Röportaj: Hatice Ünal Bilen Fotoğraflar: Hakkı Günerkan

Üzerinden tam sekiz yıl geçti. 2012 yılında, Laleli bölgesinin sayıda 30’u aşmayan oteli ‘Birlikten Kuvvet Doğar’ deyip Laleli Otelciler Platformu çatısı altında bir araya geldi. İki senenin ardından, Grand Ant Hotel’in sahibi Tarkan Akyüz platforma oy birliğiyle başkan seçildi. Türkiye Otelciler Birliği (TÜROB) şemsiyesi altında, ‘platform’ vurgusuyla çalışmalarını sürdüren Laleli Otelciler Platformu; bu geçen sürede ‘turizmde birlik olma’ duygusunu öyle güzel yaşattı ki, bu model, benzer arayış içindekilere de güçlü bir alternatif  oldu.

Old City Otelleri Platformu Başkanı Tarkan Akyüz’ün anlattığına göre, o dönem Levni Hotel’in Yönetim Kurulu Başkanı Aydın Karacabay da Sirkeci-Sultanahmet  bölgesi için benzer bir oluşum arayışındaydı. 27 Ocak 2020 tarihi itibari ile resmen kuruluşunu duyuran Old City Otelciler Platformu, tam da bu süreçte, Karacabay’ın, Platform Başkanı Tarkan Akyüz ve Başkan Yardımcısı Ayhan Hacıbektaşoğlu’na “Arkadaşlar biz Sultanahmed Otelciler Platformu’nu kurmak istiyoruz. Lakin siz bu işi sekiz yıldır çok başarılı bir şekilde götürüyorsunuz. Tarihi Yarımada’da herkes ayrı bir telden çalarsa birlik ve beraberlik olmaz. Gelin birleşelim, platformu yine siz yönetin ama Sultanahmet ve Sirkeci’den de yönetime isimler katalım. Bu birlikteliği büyütelim” teklifiyle ilk temellerini attı.

Tarkan Akyüz’ün ifadeleriyle; gücünü platform içi demokrasiden, yönetime, üyelere ve duayenlere olan saygısından alan Laleli Otelciler Platformu, bu defa da çizgisini bozmayarak, Karacabay’dan gelen cazip teklifi önce yönetime, hemen ardından üyelerinin kararına sundu. Antik Otel’de gerçekleşen oylamadan çıkan kararla Laleli-Sultanahmet-Sirkeci üçgeninde büyük Old City birleşmesini başlattıklarını söyleyen Tarkan Akyüz, yeni oluşuma dair sorularımızı şöyle yanıtladı:

Old City Otelciler Platformu resmen kuruldu. Laleli’den sonra Sirkeci ve Sultanahmet bölgeleri de dahil olmak üzere tüm yarımadayı bünyenize katmışken, neden ısrarla platform? Resmileşmeyi düşünmüyor musunuz?

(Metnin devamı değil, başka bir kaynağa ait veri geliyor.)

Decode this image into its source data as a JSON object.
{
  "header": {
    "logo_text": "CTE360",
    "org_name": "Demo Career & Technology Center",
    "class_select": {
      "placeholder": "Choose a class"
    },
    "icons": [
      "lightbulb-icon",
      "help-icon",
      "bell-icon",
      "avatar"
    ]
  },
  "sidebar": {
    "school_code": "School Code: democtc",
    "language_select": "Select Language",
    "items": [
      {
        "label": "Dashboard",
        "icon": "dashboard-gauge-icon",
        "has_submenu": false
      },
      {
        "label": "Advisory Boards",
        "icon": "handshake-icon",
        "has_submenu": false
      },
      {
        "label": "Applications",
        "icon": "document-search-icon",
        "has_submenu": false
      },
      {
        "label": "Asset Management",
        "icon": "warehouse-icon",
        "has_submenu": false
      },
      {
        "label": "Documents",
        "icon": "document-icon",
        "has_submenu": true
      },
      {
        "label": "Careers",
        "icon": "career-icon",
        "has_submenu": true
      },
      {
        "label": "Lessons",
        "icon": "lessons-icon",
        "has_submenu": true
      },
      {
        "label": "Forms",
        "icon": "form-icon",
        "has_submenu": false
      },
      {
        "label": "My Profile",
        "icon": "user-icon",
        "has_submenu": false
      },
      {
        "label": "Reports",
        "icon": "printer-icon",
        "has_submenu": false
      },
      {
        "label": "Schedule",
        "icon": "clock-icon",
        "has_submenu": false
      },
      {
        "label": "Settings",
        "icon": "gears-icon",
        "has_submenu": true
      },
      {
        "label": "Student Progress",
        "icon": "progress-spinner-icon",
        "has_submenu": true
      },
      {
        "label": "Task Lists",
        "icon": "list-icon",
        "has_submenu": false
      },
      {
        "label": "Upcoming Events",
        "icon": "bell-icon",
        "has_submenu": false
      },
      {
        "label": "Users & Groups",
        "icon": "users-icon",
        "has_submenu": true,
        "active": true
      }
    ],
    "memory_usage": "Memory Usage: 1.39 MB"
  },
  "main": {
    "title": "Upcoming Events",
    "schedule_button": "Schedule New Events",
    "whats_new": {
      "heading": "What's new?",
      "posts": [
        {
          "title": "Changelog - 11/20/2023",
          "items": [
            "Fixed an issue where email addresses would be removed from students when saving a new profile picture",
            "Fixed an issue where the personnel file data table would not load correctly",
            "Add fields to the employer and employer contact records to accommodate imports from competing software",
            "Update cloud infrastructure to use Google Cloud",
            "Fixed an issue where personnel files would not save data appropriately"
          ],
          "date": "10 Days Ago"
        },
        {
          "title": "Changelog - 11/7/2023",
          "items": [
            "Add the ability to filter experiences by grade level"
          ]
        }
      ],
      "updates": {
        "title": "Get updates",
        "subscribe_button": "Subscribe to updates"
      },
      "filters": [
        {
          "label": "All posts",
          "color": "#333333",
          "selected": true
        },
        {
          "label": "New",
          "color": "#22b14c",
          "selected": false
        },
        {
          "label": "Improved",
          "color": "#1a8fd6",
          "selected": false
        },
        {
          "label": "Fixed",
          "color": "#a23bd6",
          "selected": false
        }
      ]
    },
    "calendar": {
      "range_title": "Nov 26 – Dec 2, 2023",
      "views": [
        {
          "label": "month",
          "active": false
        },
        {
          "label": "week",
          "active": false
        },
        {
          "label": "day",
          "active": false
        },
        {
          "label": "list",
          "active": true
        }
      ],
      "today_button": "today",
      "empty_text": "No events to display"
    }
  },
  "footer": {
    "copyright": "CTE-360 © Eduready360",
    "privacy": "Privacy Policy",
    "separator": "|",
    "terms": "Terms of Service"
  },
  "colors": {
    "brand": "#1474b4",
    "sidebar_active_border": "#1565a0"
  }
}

Kesinlikle düşünmüyoruz çünkü dernekçilik çok zor bir iş. Bildiğimiz birçok dernek kapandı. Muhasebe işleri çok zor, Türkiye’de aidat toplamak çok zor, bir sekretaryanızın olması lazım. Bunların her biri ayrı bir masraf. Biz, Türkiye Otelciler Birliği’nin şemsiyesi altında bir platformuz. Zaten bir derneğimiz var, TÜROB’a bağlıyız. Resmi işlerimiz olduğu zaman onları devreye sokarak resmi görüşmelerimizi yapabiliyoruz. O yüzden de hiçbir zaman dernek olmayı ve resmileşmeyi düşünmedik. Biz Laleli’yi 8 yılda Tarihi Yarımada’ya çıkardık. Önümüzdeki 8 sene bize neler getirir, bilemiyoruz. Fakat başarılı gidiyoruz. 8 yılda 40 otelden 150 otele geldik. Merdivenleri yavaş yavaş tırmanıyoruz. Ama 150’den 400 otele çıkınca bununla baş edebilecek miyiz korkusu da yok değil içimizde. Ama yine de asla resmileşmeyeceğiz. Özellikle de ben başkanken, benim yönetimim mevcutken bunu yapmayacağız. Ha ben başkanlığı bırakırım, sonraki yönetim resmileşir, orasını bilemem.

Platformun 2020 planlamalarında neler var? Bu yılki hedeflerinizden bahseder misiniz?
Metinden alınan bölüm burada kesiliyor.